Another recent film, Renzo Piano: The Architect of Light by Spanish director Carlos Saura, a good friend of Piano’s, tells the story of the project for the Botin Foundation in Santander, Spain. “Do you want to know the secret? All it takes to have ideas is to decide to have them,” Piano tells Saura. “There’s a common red thread that connects technique – indeed, téchne (from the Greek τέχνη, “craftsmanship”, as in expertise and skill), which is a more subtle concept – and poetry… Creativity is a bit like looking into darkness without fear. It’s hard to even speak of beauty, the idea of beauty is fleeting. This type of beauty can save the world. It might be utopian, but what else can we do?”.
Building the Renzo Piano archive
The idea of creating an orderly and organised archive first came to the architect around the year 2000, while two exhibitions of his work were taking place in Berlin and Paris. The aim was to create a space dedicated to memory in which to share the story of many projects, and make them accessible to all. During a journey to Japan, while observing the construction of a Shinto temple, Piano began to ask himself how he might pass his professional experience onto young people.
In Shinto tradition, every twenty years the temple is demolished and an identical one is built on a plot of land next to its predecessor. The goal is to pass on building techniques and artisanal expertise from one generation to the next. Three generations meet during construction: those aged sixty and above who are the teachers; those who, having already learned, execute the construction perfectly; and finally, the youngest watch and learn. Observing these practices is what led to the idea of creating an archive through a foundation, and welcoming students in the style of Renaissance “bottegas” or workshops.
In 2004, this led to the creation of the Renzo Piano Foundation at Villa Nave, in Genoa. This non-profit institution is devoted to promoting the architectural profession, and championing study and research. Its programme is built around several activities: conservation and enhancement of the archive, training and outreach.
The Power of the Archive
The documentary centred on Renzo Piano and the archive, created in collaboration with the foundation and RPBW, premiered last October at the Milano Design Film Festival 2018. “The RPBW archive is a metaphor of a seaport – the filmmaker, Molteni, recounts – in which materials come and go, and every time they return they bring back something new, perhaps something unexpected, which enriches its content and communicative potential. Every archive is the most faithful portrait of its author’s biography: an ordered labyrinth of documents that envelop this figure, who is laid bare by the words on these pieces of paper, previously unknown to the public. We made the film with this belief, and the desire to unmask a less well-known side of the processes and practices performed by an architect and his studio”.
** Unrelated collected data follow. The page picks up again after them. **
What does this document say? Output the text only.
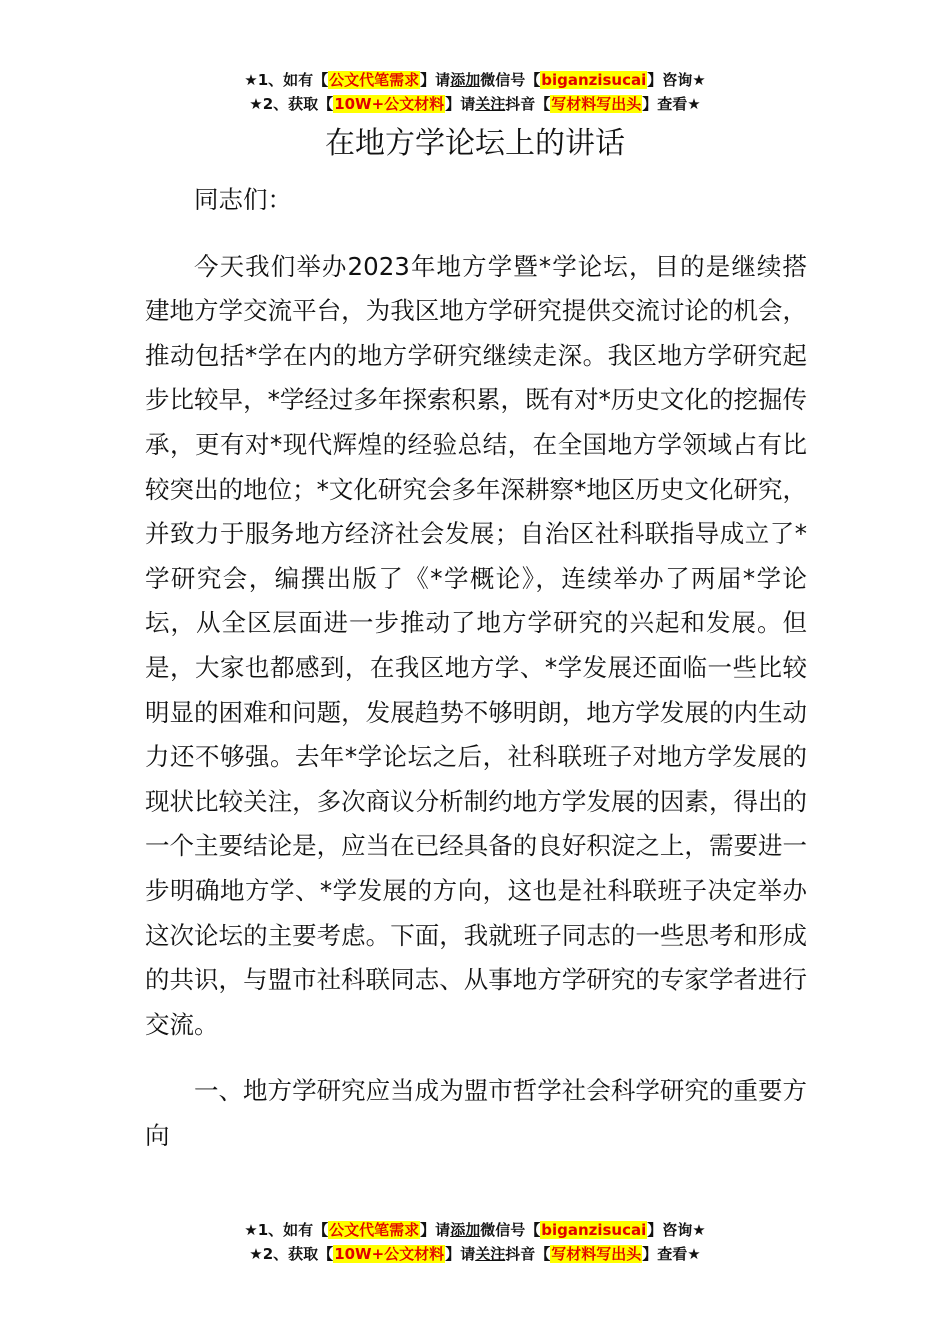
★1、如有【公文代笔需求】请添加微信号【biganzisucai】咨询★
★2、获取【10W+公文材料】请关注抖音【写材料写出头】查看★
在地方学论坛上的讲话

同志们：

今天我们举办2023年地方学暨*学论坛，目的是继续搭建地方学交流平台，为我区地方学研究提供交流讨论的机会，推动包括*学在内的地方学研究继续走深。我区地方学研究起步比较早，*学经过多年探索积累，既有对*历史文化的挖掘传承，更有对*现代辉煌的经验总结，在全国地方学领域占有比较突出的地位；*文化研究会多年深耕察*地区历史文化研究，并致力于服务地方经济社会发展；自治区社科联指导成立了*学研究会，编撰出版了《*学概论》，连续举办了两届*学论坛，从全区层面进一步推动了地方学研究的兴起和发展。但是，大家也都感到，在我区地方学、*学发展还面临一些比较明显的困难和问题，发展趋势不够明朗，地方学发展的内生动力还不够强。去年*学论坛之后，社科联班子对地方学发展的现状比较关注，多次商议分析制约地方学发展的因素，得出的一个主要结论是，应当在已经具备的良好积淀之上，需要进一步明确地方学、*学发展的方向，这也是社科联班子决定举办这次论坛的主要考虑。下面，我就班子同志的一些思考和形成的共识，与盟市社科联同志、从事地方学研究的专家学者进行交流。

一、地方学研究应当成为盟市哲学社会科学研究的重要方向

★1、如有【公文代笔需求】请添加微信号【biganzisucai】咨询★
★2、获取【10W+公文材料】请关注抖音【写材料写出头】查看★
In addition to the logic of sorting and organising, therefore, these archives are also based on creating new inquiries, building new pathways, feeding curiosity, doubts and uncertainties, generating interpretations and bringing history to the attention of future generations. Entrance to Piano’s archives is free and limited to students and researchers, though open to the public the first and third Saturday of every month.